Capability also encompasses the distribution of surfactant within the lung, and here LMA administration is again potentially found lacking, because with an LMA, positive pressure ventilation (PPV) is needed to disperse the surfactant from the bowl of the LMA into the lung. There is mounting evidence suggesting that pulmonary distribution and/or tissue incorporation of exogenous surfactant is better when achieved by spontaneous breathing rather than application of PPV. Clinical trials comparing administration of equivalent doses of surfactant delivered by tracheal catheterization (with no PPV) or by intubation (with PPV) have all noted benefits of the former approach.22 Beyond the lack of another explanation, the argument that these benefits are due to better surfactant distribution is strengthened by the finding of a more homogeneous increase in aeration when surfactant is delivered by spontaneous breathing23 compared with PPV. Experimental studies in which surfactant distribution has been directly measured during spontaneous breathing are few, and the results are thus far contradictory.

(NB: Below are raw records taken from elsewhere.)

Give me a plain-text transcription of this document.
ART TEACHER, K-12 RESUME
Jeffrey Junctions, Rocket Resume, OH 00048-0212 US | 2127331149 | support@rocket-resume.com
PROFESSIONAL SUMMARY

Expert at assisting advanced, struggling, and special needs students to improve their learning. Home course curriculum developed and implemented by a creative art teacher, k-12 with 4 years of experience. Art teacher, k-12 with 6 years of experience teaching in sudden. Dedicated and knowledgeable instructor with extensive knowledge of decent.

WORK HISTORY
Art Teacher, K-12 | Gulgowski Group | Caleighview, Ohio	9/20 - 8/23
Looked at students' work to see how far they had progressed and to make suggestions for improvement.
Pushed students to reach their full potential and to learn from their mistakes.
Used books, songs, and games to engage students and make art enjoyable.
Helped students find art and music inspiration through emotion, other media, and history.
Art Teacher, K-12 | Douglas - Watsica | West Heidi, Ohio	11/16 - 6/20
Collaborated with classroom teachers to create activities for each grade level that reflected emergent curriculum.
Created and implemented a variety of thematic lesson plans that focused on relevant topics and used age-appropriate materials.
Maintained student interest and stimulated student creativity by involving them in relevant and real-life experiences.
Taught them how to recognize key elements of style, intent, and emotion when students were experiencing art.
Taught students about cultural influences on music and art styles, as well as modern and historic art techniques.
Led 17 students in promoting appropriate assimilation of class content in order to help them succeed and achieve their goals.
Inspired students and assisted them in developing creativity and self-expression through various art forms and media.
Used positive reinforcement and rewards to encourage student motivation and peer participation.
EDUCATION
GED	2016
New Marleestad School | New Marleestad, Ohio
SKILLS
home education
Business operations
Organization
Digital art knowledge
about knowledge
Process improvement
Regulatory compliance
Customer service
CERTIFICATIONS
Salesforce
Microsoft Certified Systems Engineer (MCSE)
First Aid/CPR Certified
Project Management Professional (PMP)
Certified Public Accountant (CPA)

One study in preterm rabbits found better tissue incorporation of surfactant with spontaneous breathing,24 whereas another in preterm lambs (n=4 per group) found surfactant distribution to be somewhat worse, with greater surfactant deposition in the right upper lobe than with ETT administration.25 The fact that an infant's respiratory effort may improve surfactant dispersion is a windfall we did not necessarily expect as this new area of surfactant research opened up. It must now be pursued to the fullest extent, with well-conducted experimental studies that provide clarity on the mechanism and extent of any benefit of spontaneous breathing in aiding surfactant distribution.

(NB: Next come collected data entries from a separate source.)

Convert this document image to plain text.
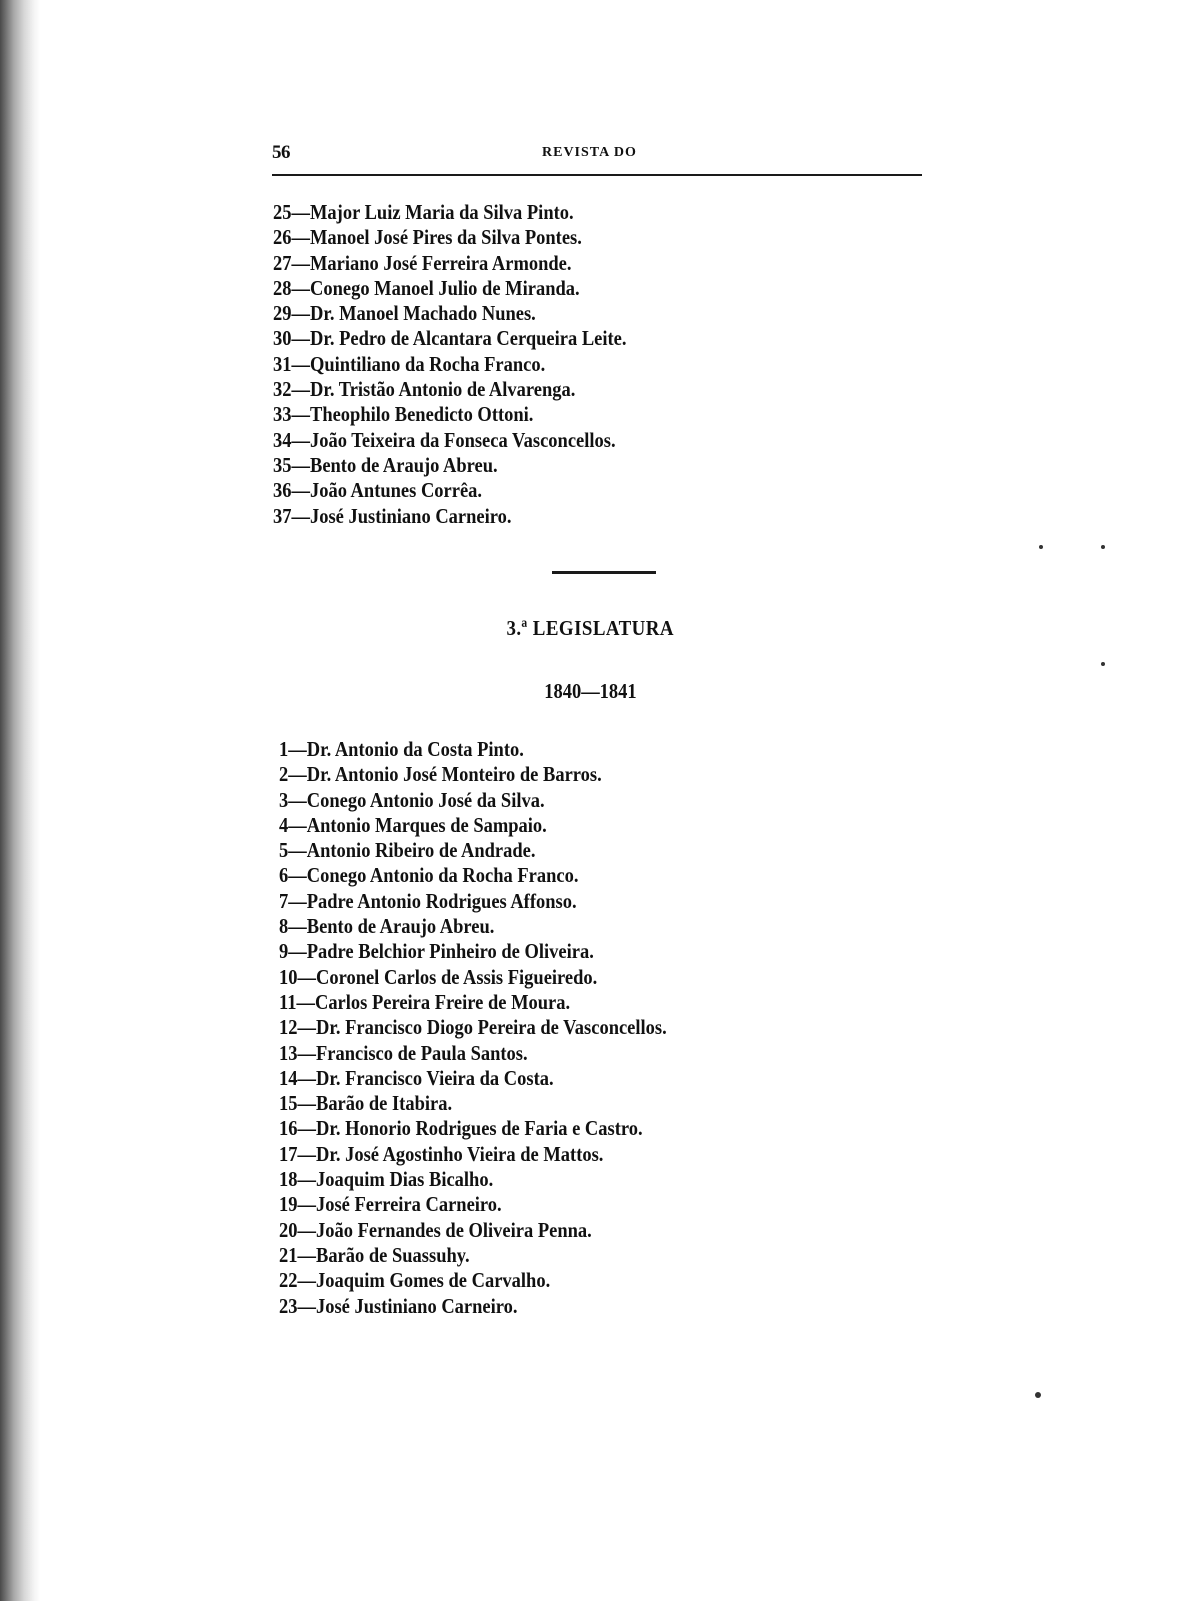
56	REVISTA DO
25—Major Luiz Maria da Silva Pinto.
26—Manoel José Pires da Silva Pontes.
27—Mariano José Ferreira Armonde.
28—Conego Manoel Julio de Miranda.
29—Dr. Manoel Machado Nunes.
30—Dr. Pedro de Alcantara Cerqueira Leite.
31—Quintiliano da Rocha Franco.
32—Dr. Tristão Antonio de Alvarenga.
33—Theophilo Benedicto Ottoni.
34—João Teixeira da Fonseca Vasconcellos.
35—Bento de Araujo Abreu.
36—João Antunes Corrêa.
37—José Justiniano Carneiro.
3.ª LEGISLATURA
1840—1841
1—Dr. Antonio da Costa Pinto.
2—Dr. Antonio José Monteiro de Barros.
3—Conego Antonio José da Silva.
4—Antonio Marques de Sampaio.
5—Antonio Ribeiro de Andrade.
6—Conego Antonio da Rocha Franco.
7—Padre Antonio Rodrigues Affonso.
8—Bento de Araujo Abreu.
9—Padre Belchior Pinheiro de Oliveira.
10—Coronel Carlos de Assis Figueiredo.
11—Carlos Pereira Freire de Moura.
12—Dr. Francisco Diogo Pereira de Vasconcellos.
13—Francisco de Paula Santos.
14—Dr. Francisco Vieira da Costa.
15—Barão de Itabira.
16—Dr. Honorio Rodrigues de Faria e Castro.
17—Dr. José Agostinho Vieira de Mattos.
18—Joaquim Dias Bicalho.
19—José Ferreira Carneiro.
20—João Fernandes de Oliveira Penna.
21—Barão de Suassuhy.
22—Joaquim Gomes de Carvalho.
23—José Justiniano Carneiro.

In summary, placement of an LMA potentially lends us the opportunity to administer exogenous surfactant to preterm infants beyond 1.2kg (some of whom who may tolerate direct laryngoscopy poorly), which with the aid of PPV probably enters the lung in high proportion, but may spread less well than under conditions of spontaneous breathing. We still need to know whether the technique can become widely applicable, how much surfactant actually reaches the lung, and whether in larger studies this approach is superior to continuation of CPAP, or to alternative forms of surfactant administration, including tracheal catheterization. Only when these gaps in knowledge are filled will we fully understand what the LMA has to offer for surfactant therapy in the preterm infant.
Conflicts of interestThe author is Chief Investigator of the OPTIMIST-A trial, investigating surfactant administration by tracheal catheterization in preterm infants on continuous positive airway pressure. For this study, he has received support from the Royal Hobart Hospital Research Foundation, the Australian National Health and Medical Research Council, and in-kind support from Chiesi Farmaceutici.